Introduction
Research Questions
- What does the evidence say about financial incentive interventions for people with low incomes?
- Do financial incentive interventions increase earnings, employment, education or training, and do they reduce the receipt of public benefits?
- What are the most effective financial incentive interventions?
Interventions that use financial incentives reward clients for engaging in specific activities (such as work) or achieving certain goals (such as completing training). This evidence snapshot summarizes what rigorous research can tell us about 16 interventions that used financial incentives as their primary service and the interventions’ impacts on earnings, employment, the receipt of public benefits, and education and training. The data comes from high- or moderate-quality studies conducted between 1992 and 2014 and reviewed by the Pathways to Work Evidence Clearinghouse.
Purpose
This evidence snapshot describes the effectiveness of programs that were identified by the Pathways Clearinghouse as using financial incentives as their primary service. It summarizes what we know about these programs and their impacts so TANF administrators, policymakers, researchers, and the general public can apply the evidence to their context and the questions that matter to them.
Key Findings and Highlights
On average, interventions that use financial incentives improved outcomes, especially earnings and employment. In particular, for intervention participants -- as compared with comparison groups that did not receive intervention services --
- Short-term annual earnings increased by $1,092, and long-term annual earnings increased by $858, on average, across the 15 financial incentive interventions for which these outcomes were examined.

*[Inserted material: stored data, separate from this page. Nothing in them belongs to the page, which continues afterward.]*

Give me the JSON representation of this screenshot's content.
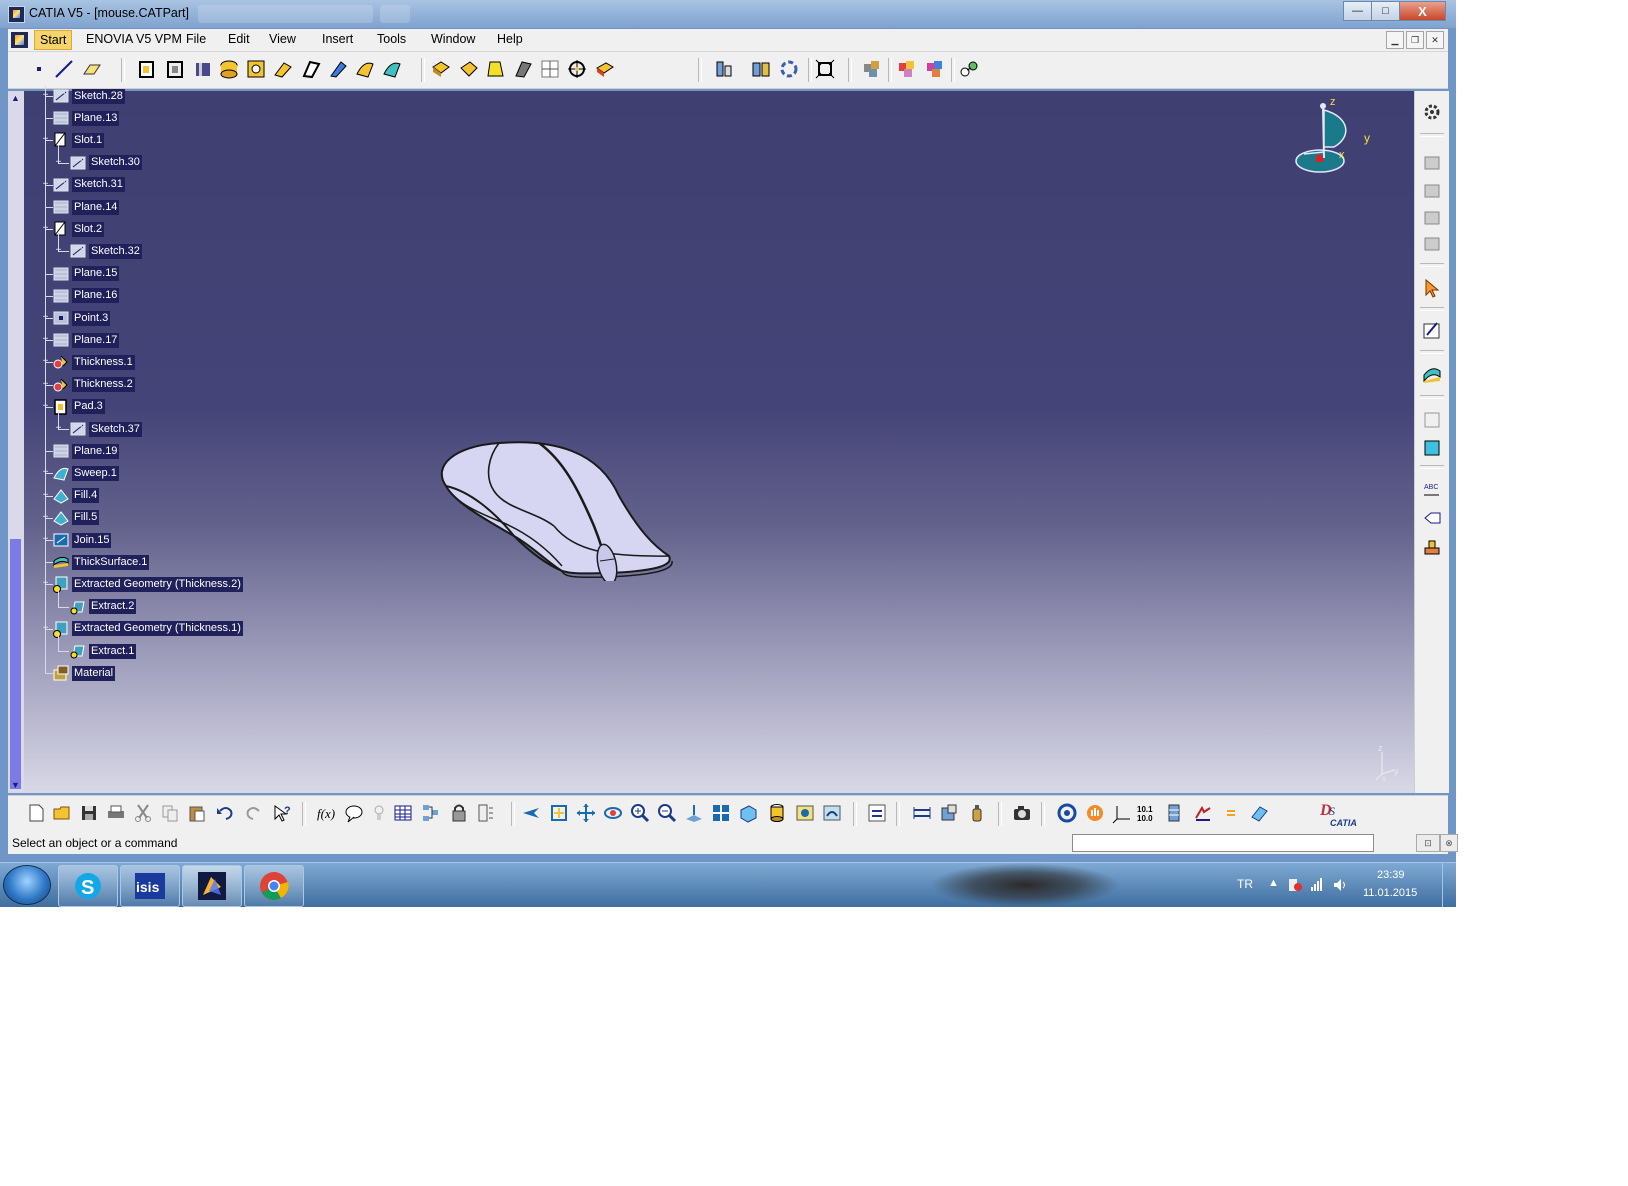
{
  "window": {
    "title": "CATIA V5 - [mouse.CATPart]",
    "controls": {
      "minimize": "—",
      "maximize": "□",
      "close": "X"
    }
  },
  "menu": {
    "items": [
      "Start",
      "ENOVIA V5 VPM",
      "File",
      "Edit",
      "View",
      "Insert",
      "Tools",
      "Window",
      "Help"
    ],
    "active": "Start"
  },
  "tree": {
    "nodes": [
      {
        "label": "Sketch.28",
        "icon": "sketch-icon"
      },
      {
        "label": "Plane.13",
        "icon": "plane-icon"
      },
      {
        "label": "Slot.1",
        "icon": "slot-icon"
      },
      {
        "label": "Sketch.30",
        "icon": "sketch-icon"
      },
      {
        "label": "Sketch.31",
        "icon": "sketch-icon"
      },
      {
        "label": "Plane.14",
        "icon": "plane-icon"
      },
      {
        "label": "Slot.2",
        "icon": "slot-icon"
      },
      {
        "label": "Sketch.32",
        "icon": "sketch-icon"
      },
      {
        "label": "Plane.15",
        "icon": "plane-icon"
      },
      {
        "label": "Plane.16",
        "icon": "plane-icon"
      },
      {
        "label": "Point.3",
        "icon": "point-icon"
      },
      {
        "label": "Plane.17",
        "icon": "plane-icon"
      },
      {
        "label": "Thickness.1",
        "icon": "thickness-icon"
      },
      {
        "label": "Thickness.2",
        "icon": "thickness-icon"
      },
      {
        "label": "Pad.3",
        "icon": "pad-icon"
      },
      {
        "label": "Sketch.37",
        "icon": "sketch-icon"
      },
      {
        "label": "Plane.19",
        "icon": "plane-icon"
      },
      {
        "label": "Sweep.1",
        "icon": "sweep-icon"
      },
      {
        "label": "Fill.4",
        "icon": "fill-icon"
      },
      {
        "label": "Fill.5",
        "icon": "fill-icon"
      },
      {
        "label": "Join.15",
        "icon": "join-icon"
      },
      {
        "label": "ThickSurface.1",
        "icon": "thick-surface-icon"
      },
      {
        "label": "Extracted Geometry (Thickness.2)",
        "icon": "extracted-geometry-icon"
      },
      {
        "label": "Extract.2",
        "icon": "extract-icon"
      },
      {
        "label": "Extracted Geometry (Thickness.1)",
        "icon": "extracted-geometry-icon"
      },
      {
        "label": "Extract.1",
        "icon": "extract-icon"
      },
      {
        "label": "Material",
        "icon": "material-icon"
      }
    ]
  },
  "compass": {
    "x": "x",
    "y": "y",
    "z": "z"
  },
  "mini_axis": {
    "z": "z",
    "x": "x",
    "y": "y"
  },
  "status": {
    "message": "Select an object or a command",
    "command_input": ""
  },
  "brand": {
    "logo_text": "CATIA"
  },
  "taskbar": {
    "language": "TR",
    "time": "23:39",
    "date": "11.01.2015",
    "apps": [
      "skype-icon",
      "isis-icon",
      "catia-icon",
      "chrome-icon"
    ],
    "isis_label": "isis"
  },
  "colors": {
    "viewport_top": "#3f3f71",
    "viewport_bottom": "#d8d8e6",
    "tree_text": "#ffffff",
    "model_fill": "#d9d8f4"
  }
}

- Short-term employment increased by 3 percentage points and long-term employment increased by 2 percentage points, on average, across the 15 financial incentive interventions for which these outcomes were examined.
- The proportion of individuals receiving public benefits decreased by 1 percentage point in the short term and 3 percentage points in the long term, and the amount of public benefits received increased by $161 in the short term but decreased by $86 in the long term, on average, across the 11 financial incentive interventions for which these outcomes were examined.
- Education and training attainment increased by 2 percentage points, on average, across the five financial incentive interventions for which this outcome was examined.
- Five financial incentive interventions improved more than one type of outcome.
Methods
The Pathways Clearinghouse assigned an effectiveness rating to each intervention in each of four outcome domains: earnings, employment, public benefit receipt, and education and training. The rating describes whether the intervention is likely to produce favorable results in that domain if faithfully replicated with a similar population.
For this snapshot, the Pathways Clearinghouse calculated the average impact for each domain by averaging impacts within moderate- and high-quality studies, then within interventions (because there may be multiple studies on a single intervention), and then across financial incentive interventions. The average includes all studies, not just those with a supported rating or statistically significant findings, because these studies still provide useful evidence in considering the overall effectiveness of financial incentives.
This snapshot describes the interventions using financial incentives that had positive impacts on earnings, employment, public benefit receipt, and education and training, and highlights interventions that were effective in multiple outcome domains.
Citation
Stein, Jillian, and Dana Rotz (2022). Evidence snapshot: Financial incentives, OPRE Report #2022-41, Washington, DC: Office of Planning, Research, and Evaluation, Administration for Children and Families, U.S. Department of Health and Human Services.
Glossary
- Financial incentives:
- The Pathways Clearinghouse defines financial incentives as bonuses that clients receive for engaging in specific activities or achieving certain goals.
- Primary service:
- The Pathways Clearinghouse defines an intervention’s primary service as the principal service of the intervention, meaning (1) a large proportion of intervention group members received and a large proportion of comparison group members did not, and (2) the service was described by the study authors as most integral to the theory of change tested by the study.